82香成から72歩成、62歩成と三段目の歩を成っていく横送りがまず考えられる初形。
82金から72金、62金と金を寄っていっても1筋まで追うことができます。
成っていく方がと金がたくさんできて有利そうに見えますが、さて、どちらが正解か。
両方試してみましょう。
1) 82香成・・・22歩成、13玉
2) 82金・・・22金、13玉
いずれにしても14歩と飛車を取る一手。
12飛とすれば、後手の持駒は歩しかなく歩合は二歩でできないので25玉と逃げるしかありません。
続いて26香、35玉、15飛成としても25歩で切れ模様。
持駒に香がたくさんあるので、32飛成と飛を縦の王手に使えれば、45玉、46香という感じで横送りの趣向ができそうです。
しかし、1)では32とと22と、2)では22金と33歩が邪魔をして、32飛成とすることはできません。
ここが考えどころですね。
まず、12飛ではなく11飛と打てば22と(金)はあっても大丈夫。
そして、成る・寄るの選択は毎回可能なので、33歩も32とも残さない選択は可能か。
そこに思い至れば、32歩成から22とという、成って寄る手でこれが実現できることに気づくでしょう。 つまり
3) 82金、61玉、72歩成、51玉、62と、41玉・・・32歩成、12玉、22と、13玉
と寄ると成るを交互に繰り返すのが正解でした。
82金、61玉、
72歩成、51玉、62と、41玉、
52歩成、31玉、42と、21玉、
32歩成、12玉、22と、13玉、
これで3筋5筋7筋9筋の二段目、三段目に駒を残さず1筋まで送ることができました。
では予定通り飛車を取って、次の趣向を楽しみましょう。
14歩、同玉、
11飛、25玉、26香、35玉、
31飛成、45玉、46香、55玉、
51龍、65玉、66香、75玉、
71龍、85玉、97桂、84玉、85歩、93玉、
91龍 まで35手
4回目のサイクルがちょっと手順が変っていますが、10五銀を配置できないので仕方ないところ。
初形で一見よくある単純な横送りに見えて、実は次のメインの趣向のため成ってから寄る4手サイクルの趣向だったという、おもしろい趣向詰でした。
作者 「手拍子で歩(香)を全て成っては詰まず、一路おきに空けておくのが面白いと思います。

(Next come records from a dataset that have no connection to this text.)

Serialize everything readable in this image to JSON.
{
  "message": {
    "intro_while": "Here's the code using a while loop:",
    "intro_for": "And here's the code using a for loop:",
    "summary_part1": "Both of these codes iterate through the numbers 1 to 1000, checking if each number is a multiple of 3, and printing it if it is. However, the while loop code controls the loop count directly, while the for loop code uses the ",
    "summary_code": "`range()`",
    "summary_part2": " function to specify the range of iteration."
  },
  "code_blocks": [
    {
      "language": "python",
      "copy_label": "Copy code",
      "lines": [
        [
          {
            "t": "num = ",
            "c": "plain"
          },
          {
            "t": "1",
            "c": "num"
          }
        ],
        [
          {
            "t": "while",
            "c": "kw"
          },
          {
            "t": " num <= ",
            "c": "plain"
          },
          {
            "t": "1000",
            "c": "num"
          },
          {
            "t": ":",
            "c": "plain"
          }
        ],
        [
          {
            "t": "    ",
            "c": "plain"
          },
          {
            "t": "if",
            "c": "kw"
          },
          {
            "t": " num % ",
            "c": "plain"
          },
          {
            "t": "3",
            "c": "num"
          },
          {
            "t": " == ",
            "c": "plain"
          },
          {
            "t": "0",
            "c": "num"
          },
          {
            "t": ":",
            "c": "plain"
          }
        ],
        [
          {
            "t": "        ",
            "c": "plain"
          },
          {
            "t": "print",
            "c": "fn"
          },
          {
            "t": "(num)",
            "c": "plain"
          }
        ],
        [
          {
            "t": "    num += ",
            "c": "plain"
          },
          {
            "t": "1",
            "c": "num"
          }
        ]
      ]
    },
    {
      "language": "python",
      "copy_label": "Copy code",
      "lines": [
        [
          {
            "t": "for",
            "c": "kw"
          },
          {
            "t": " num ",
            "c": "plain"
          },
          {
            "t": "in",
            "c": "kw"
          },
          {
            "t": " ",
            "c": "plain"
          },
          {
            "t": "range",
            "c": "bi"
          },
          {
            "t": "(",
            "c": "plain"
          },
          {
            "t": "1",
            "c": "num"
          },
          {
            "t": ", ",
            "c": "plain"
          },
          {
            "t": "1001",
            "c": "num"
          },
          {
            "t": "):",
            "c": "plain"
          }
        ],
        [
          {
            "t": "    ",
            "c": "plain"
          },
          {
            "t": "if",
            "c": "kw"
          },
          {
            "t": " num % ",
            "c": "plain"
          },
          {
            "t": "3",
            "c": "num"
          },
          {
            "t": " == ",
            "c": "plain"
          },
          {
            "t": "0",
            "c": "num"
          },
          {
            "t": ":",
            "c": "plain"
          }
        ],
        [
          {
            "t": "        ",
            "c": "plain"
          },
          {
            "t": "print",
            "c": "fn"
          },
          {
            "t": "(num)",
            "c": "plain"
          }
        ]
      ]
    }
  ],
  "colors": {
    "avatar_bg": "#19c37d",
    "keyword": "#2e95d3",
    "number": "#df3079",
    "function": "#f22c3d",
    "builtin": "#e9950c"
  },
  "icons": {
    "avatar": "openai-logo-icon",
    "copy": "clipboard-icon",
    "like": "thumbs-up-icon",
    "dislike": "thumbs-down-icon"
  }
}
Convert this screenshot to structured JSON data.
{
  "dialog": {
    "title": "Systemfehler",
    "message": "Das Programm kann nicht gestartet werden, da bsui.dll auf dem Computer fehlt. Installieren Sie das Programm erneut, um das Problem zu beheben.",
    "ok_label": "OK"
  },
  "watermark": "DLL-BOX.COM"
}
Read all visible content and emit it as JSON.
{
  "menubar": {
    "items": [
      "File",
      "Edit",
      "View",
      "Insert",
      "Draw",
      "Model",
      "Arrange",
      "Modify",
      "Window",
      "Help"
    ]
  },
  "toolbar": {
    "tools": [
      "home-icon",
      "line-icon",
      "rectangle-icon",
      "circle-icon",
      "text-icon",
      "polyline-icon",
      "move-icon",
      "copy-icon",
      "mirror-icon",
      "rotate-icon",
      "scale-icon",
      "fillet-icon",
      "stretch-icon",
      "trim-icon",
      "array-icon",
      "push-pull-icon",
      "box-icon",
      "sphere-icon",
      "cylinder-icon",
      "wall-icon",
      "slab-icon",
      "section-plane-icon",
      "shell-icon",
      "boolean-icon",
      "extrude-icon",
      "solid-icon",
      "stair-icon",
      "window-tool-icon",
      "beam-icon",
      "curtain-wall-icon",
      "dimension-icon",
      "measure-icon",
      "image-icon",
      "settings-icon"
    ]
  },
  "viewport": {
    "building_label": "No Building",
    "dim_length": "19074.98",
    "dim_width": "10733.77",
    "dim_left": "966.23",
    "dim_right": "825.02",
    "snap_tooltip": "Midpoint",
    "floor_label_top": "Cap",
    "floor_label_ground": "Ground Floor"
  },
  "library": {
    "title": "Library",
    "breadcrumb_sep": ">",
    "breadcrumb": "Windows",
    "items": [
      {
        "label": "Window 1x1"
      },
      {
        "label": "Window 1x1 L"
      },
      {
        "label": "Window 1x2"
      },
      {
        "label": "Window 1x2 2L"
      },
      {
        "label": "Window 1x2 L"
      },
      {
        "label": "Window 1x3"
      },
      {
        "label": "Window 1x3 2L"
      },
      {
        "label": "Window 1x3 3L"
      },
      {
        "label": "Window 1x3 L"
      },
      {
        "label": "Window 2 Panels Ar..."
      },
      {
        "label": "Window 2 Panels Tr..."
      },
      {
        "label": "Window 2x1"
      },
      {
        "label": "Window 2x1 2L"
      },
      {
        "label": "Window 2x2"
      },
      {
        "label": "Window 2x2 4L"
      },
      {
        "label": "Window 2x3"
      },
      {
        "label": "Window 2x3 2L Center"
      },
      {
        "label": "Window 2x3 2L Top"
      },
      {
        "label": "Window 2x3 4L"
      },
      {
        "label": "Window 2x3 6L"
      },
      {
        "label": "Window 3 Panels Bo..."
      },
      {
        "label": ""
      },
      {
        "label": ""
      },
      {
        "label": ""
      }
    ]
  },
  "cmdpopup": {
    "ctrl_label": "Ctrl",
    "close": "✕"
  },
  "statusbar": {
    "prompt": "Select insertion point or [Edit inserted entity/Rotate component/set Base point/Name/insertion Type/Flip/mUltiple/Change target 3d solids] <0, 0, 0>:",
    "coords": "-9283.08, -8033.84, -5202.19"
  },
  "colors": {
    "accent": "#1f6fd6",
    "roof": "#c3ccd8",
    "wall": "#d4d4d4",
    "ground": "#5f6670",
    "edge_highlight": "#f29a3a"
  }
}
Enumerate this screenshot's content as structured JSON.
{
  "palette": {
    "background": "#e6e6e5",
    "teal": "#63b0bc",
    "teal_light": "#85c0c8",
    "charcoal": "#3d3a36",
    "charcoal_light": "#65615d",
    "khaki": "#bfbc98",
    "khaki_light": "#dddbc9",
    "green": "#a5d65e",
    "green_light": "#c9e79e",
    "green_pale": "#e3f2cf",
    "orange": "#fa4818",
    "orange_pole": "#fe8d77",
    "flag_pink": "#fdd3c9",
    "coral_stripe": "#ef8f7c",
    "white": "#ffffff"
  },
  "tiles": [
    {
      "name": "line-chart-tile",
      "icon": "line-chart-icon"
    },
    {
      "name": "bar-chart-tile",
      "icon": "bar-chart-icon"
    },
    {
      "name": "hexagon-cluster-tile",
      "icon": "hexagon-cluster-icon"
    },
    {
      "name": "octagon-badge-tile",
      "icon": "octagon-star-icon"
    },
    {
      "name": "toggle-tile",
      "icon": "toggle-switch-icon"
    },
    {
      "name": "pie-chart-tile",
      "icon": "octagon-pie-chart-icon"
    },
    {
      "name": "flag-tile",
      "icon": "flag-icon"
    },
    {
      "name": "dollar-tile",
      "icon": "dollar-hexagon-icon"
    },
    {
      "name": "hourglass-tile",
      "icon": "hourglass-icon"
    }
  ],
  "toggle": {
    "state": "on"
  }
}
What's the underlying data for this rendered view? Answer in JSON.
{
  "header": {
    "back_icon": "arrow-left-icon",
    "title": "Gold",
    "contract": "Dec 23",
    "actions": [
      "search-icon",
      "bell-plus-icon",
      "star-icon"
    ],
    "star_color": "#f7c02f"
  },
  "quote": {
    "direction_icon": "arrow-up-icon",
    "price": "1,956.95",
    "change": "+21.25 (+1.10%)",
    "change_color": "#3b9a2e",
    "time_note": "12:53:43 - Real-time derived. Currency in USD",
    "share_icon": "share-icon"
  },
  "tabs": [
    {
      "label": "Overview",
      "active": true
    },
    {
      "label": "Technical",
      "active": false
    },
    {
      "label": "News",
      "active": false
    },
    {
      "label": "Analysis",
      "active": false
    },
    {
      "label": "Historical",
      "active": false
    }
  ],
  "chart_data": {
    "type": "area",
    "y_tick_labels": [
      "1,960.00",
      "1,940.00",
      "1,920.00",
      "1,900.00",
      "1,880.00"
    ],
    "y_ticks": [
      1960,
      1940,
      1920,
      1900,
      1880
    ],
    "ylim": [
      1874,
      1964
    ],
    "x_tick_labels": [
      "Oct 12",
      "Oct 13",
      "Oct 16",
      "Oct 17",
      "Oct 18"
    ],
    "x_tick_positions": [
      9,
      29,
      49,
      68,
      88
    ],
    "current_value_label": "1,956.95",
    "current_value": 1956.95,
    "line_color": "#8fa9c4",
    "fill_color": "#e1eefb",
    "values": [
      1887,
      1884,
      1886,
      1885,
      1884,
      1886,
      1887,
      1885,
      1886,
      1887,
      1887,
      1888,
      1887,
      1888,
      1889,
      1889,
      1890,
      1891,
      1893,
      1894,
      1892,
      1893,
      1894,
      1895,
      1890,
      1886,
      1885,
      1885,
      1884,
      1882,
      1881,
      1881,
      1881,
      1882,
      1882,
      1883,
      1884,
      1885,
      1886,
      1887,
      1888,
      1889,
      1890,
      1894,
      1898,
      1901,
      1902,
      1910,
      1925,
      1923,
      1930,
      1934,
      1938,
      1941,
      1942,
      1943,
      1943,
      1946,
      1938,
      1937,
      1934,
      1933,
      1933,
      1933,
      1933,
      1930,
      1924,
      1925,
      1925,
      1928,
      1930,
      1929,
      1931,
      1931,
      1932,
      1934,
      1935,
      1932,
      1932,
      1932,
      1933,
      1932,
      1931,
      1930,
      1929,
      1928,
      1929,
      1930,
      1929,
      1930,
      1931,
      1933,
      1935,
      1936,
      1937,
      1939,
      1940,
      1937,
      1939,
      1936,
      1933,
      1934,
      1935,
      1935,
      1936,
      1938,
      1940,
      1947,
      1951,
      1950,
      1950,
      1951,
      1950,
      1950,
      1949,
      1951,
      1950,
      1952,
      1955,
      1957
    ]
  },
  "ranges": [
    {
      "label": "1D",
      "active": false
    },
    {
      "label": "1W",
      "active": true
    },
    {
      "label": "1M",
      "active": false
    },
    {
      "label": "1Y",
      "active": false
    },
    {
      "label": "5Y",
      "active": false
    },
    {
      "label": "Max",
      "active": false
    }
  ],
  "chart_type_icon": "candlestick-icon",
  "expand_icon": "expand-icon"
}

」
それでは、みなさんの感想を。 解答到着順です。
- 山下誠さん:
- 序はと金を量産すればよい、とはいかなかった。
- S.Kimuraさん:
- 龍で王手するために歩の壁に穴を開ける発想が浮かびませんでした.
- 占魚亭さん:
- 打歩詰回避の伏線となっている初手が見事。 流石です。
初手82香成としてしまうと、91龍と回れない以前に84歩が打歩詰で打てないのですね。
- 小山邦明さん:
- 歩は成って寄ってとして、縦方向の風通しを良くするのが、後からの飛車の移動の王手のために必要でした。
- おかもとさん:
- 全部成ってベルト追いかと思ったら、、、なるほどです。
- 池田俊哉さん:
- 後の飛打に備えて奇数筋だけを開けていく。
趣向がすべて伏線チックになっているのが良い。